COS 5-3 - Soil respiration responses to temperature are affected by substrate supply and earthworm activities

Monday, August 8, 2011: 2:10 PM
6A, Austin Convention Center
Lijun Xia, Department of Earth and Planetary Sciences, Johns Hopkins University, Baltimore, MD and K. Szlavecz, EPS, Johns Hopkins University, Baltimore, MD
Background/Question/Methods

The temperature dependence of soil respiration is of considerable ecological importance in the context of possible climate-change feed back effects. Multiple confounding factors could influence temperature sensitivity, as discussed by some studies, however, the effect of invertebrates on temperature sensitivity has never been discussed, and the experimental results of substrate supply on soil respiration are controversial. To look at if substrate supply and earthworm could influence soil respiration, we set up a field experiment in 70 and 150 year old temperate forest stands at the Smithsonian Environmental Research Center, in Edgewater, Maryland. We manipulated earthworm density, by removing and adding earthworms and substrate supply using American beech or Tulip poplar. We measured soil respiration, soil temperature and soil moisture from Nov 2008 to June 2010.

 

Results/Conclusions

Average Q10 and seasonal Q10 were both calculated based on soil respiration and soil temperature data.
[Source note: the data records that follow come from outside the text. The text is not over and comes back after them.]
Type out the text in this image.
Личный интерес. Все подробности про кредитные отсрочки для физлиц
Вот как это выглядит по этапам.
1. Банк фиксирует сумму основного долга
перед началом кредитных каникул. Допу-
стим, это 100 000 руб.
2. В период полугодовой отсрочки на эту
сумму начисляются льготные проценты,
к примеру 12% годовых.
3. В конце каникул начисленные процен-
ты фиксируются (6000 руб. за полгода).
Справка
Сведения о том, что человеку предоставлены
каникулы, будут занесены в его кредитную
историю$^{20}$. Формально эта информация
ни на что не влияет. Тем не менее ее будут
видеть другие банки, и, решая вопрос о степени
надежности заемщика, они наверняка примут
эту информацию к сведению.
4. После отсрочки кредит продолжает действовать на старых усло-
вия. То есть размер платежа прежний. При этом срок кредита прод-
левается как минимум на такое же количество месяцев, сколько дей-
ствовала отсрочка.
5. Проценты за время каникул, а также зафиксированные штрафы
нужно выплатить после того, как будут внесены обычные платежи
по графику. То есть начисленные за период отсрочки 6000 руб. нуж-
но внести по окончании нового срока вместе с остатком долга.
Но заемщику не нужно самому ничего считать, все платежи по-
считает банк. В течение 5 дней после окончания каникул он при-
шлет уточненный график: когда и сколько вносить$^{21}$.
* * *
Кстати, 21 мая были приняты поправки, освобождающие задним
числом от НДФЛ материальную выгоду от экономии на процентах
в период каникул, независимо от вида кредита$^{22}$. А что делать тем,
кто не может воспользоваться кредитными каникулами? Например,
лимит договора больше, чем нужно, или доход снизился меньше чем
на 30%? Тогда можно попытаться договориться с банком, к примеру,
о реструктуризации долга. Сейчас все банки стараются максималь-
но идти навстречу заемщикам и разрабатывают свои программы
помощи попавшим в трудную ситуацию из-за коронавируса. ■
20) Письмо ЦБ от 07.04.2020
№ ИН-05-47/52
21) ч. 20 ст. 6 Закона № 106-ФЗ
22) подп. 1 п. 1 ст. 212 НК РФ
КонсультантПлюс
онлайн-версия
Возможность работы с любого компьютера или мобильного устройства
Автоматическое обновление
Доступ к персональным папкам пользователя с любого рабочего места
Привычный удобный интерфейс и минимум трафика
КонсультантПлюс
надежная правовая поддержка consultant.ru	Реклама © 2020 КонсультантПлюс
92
Q10 had a large seasonal variation with the annual minimum occurring in midsummer and annual maximum occurring in the winter and spring. The higher Q10 value during winter and spring is probably due to the low soil temperature and increasing root respiration. Q10 value was higher in the treatments with beech leaf litter than with Tulip poplar, indicating that the temperature dependence of low quality substrate is higher than high quality substrate. Q10 value was lower with higher earthworm density in the old forest, indicating that earthworms could change the overall temperature response by stimulating carbon decomposition and redistributing fresh soil organic matter from soil surface to mineral layer. The effects of substrate quality, earthworm activities, soil moisture and temperature on Q10 have important implications for predicting the response of terrestrial ecosystems to future global warming.